Marker	Observed value			χ²-value	p-value
	Yunpoong	Heterozygote	Chunpoong
GES0003	10	30	11	1.63	0.44
GES0010	11	28	12	0.53	0.77
GES0013	18	24	9	3.35	0.19
GES0014	14	24	13	0.22	0.90
GES0015	18	26	7	4.76	0.09
GES0018	12	23	16	1.12	0.57
GES0019	16	26	9	1.94	0.38

GES, ginseng expressed sequence tag-simple sequence repeat.

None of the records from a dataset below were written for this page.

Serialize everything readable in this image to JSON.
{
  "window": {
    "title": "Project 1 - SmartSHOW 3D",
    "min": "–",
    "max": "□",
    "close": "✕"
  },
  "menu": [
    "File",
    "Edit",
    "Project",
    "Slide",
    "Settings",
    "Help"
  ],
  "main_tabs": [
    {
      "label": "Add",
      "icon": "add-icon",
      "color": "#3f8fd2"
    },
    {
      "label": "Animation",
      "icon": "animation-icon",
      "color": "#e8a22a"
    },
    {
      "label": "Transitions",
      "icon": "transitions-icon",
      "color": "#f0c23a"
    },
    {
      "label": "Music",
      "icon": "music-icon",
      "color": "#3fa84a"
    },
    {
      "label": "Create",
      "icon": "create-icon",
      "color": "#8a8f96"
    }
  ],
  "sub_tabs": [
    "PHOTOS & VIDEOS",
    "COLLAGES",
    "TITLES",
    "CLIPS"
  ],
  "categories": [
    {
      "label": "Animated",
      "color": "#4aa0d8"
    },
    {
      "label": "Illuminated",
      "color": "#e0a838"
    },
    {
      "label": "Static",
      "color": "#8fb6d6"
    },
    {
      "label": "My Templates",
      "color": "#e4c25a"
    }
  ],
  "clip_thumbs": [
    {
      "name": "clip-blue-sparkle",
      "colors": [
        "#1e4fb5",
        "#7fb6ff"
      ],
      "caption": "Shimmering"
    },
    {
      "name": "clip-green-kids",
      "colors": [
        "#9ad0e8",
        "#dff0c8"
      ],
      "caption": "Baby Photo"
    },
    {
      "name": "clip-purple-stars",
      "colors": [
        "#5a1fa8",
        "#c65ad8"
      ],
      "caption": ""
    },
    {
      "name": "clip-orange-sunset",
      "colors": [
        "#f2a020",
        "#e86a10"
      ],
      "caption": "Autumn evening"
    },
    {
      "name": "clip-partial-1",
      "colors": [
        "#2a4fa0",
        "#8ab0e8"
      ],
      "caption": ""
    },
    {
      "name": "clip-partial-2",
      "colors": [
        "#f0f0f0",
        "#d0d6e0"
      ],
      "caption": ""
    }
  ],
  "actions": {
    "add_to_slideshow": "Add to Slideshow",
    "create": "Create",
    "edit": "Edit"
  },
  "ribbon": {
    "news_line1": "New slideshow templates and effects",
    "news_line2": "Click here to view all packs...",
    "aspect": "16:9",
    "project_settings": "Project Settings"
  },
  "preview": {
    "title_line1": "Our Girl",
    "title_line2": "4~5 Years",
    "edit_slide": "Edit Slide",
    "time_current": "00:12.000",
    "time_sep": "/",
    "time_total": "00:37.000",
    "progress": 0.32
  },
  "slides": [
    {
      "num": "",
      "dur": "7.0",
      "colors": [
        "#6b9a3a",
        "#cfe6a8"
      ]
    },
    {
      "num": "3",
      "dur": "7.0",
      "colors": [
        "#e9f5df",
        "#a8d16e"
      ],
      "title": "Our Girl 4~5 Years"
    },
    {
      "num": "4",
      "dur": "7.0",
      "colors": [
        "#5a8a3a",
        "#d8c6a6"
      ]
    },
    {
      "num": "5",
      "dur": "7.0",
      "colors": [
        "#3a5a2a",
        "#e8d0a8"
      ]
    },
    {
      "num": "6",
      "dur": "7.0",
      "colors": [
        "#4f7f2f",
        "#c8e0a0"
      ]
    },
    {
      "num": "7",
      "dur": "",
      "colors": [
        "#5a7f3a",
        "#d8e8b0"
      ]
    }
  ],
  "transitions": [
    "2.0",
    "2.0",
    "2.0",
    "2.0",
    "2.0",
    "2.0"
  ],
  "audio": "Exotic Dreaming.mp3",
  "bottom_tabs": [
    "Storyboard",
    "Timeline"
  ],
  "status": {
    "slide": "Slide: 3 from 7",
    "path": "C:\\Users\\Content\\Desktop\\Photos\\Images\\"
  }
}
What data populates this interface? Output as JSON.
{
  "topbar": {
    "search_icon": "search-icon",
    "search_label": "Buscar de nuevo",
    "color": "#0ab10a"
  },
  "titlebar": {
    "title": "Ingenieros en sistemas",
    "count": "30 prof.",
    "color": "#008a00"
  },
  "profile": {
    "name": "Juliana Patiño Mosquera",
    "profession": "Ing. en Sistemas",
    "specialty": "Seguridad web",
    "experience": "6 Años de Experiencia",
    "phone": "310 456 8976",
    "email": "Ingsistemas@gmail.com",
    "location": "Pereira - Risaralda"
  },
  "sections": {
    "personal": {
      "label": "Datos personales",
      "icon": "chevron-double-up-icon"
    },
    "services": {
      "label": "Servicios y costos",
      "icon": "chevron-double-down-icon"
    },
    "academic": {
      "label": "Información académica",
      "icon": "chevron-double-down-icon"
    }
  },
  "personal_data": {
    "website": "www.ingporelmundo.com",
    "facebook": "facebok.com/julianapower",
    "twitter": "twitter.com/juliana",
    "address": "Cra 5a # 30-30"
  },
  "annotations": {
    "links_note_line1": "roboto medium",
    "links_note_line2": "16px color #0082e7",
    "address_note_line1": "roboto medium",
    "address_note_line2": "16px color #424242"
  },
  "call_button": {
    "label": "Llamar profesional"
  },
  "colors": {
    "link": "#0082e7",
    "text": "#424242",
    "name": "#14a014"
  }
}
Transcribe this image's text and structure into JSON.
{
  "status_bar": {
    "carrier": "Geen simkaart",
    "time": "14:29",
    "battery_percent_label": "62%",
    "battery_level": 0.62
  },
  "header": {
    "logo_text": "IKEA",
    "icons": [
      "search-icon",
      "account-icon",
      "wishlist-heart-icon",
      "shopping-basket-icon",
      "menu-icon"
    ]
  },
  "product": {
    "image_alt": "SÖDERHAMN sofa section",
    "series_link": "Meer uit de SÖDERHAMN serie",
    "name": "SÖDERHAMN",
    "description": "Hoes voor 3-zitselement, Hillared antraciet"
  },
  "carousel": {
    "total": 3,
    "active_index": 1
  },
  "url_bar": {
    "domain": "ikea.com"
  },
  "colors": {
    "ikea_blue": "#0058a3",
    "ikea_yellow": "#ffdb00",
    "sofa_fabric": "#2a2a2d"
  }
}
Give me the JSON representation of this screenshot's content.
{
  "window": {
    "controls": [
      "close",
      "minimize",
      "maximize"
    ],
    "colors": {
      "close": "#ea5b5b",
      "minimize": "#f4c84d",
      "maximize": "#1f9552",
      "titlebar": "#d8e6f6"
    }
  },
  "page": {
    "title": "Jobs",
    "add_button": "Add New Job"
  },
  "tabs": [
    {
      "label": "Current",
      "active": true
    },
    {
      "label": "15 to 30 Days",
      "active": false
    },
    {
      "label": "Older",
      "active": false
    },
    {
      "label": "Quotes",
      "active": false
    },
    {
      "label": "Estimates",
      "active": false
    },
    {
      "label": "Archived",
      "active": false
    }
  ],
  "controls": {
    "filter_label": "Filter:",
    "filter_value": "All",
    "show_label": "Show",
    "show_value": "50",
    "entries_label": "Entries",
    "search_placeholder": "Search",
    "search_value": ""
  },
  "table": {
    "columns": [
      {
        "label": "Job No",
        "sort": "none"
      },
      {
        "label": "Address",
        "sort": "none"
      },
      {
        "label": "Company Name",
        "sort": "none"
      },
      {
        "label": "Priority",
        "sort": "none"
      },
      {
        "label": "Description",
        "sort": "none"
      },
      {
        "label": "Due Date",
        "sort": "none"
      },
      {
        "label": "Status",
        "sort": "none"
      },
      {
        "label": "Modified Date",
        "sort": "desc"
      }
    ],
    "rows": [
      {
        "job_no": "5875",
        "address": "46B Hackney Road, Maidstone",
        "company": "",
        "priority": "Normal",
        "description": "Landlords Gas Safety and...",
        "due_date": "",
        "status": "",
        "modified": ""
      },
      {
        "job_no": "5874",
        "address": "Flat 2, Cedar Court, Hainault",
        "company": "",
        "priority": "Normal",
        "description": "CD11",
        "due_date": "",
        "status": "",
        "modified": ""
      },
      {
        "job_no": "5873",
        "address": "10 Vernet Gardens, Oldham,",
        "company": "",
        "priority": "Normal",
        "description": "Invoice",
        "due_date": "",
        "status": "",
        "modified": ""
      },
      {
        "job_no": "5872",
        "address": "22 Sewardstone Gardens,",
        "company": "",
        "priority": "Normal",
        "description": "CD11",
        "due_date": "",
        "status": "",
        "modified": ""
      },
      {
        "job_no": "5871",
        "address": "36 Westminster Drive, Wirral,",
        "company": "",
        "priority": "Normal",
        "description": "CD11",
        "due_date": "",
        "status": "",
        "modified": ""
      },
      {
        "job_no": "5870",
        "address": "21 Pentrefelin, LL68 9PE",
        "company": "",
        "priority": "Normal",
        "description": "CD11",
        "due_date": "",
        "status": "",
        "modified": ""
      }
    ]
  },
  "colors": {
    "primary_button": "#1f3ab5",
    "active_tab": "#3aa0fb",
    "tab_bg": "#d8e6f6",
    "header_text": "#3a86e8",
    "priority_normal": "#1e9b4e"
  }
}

There is no report on availability of segregating population in P. ginseng because of lack of pure inbred lines and genetic study. Both parental lines, ‘Yunpoong’ and ‘Chunpoong’, showed relatively high homogeneous genotypes with less than 10% of off-type alleles. Furthermore, both cultivars show distinct agricultural characteristics such as stem numbers, root shapes, disease durability and fruit colors. ‘Yunpoong’ is known as a best cultivar for high yield of roots with vigorous growth and ‘Chunpoong’ is known as a best cultivar for red ginseng processing [4]. We have identified 14 polymorphic markers between these two cultivars and seven of them showed clear mappable genotype scores for each F2 individual. Recently, we had obtained a large scale transcriptome sequence data from both parental lines using Roche GS FLX Titanium platform and 50 Gbp of whole genome sequencing data from one of the parental line, ‘Chunpoong’, using Illumina Genome Analyzer II platform [65]. Application of fast evolving next generation sequencing technology and the utility of the mapping population may promise acceleration of high density genetic mapping and complete genome sequencing of the mysterious medicinal plant, ginseng.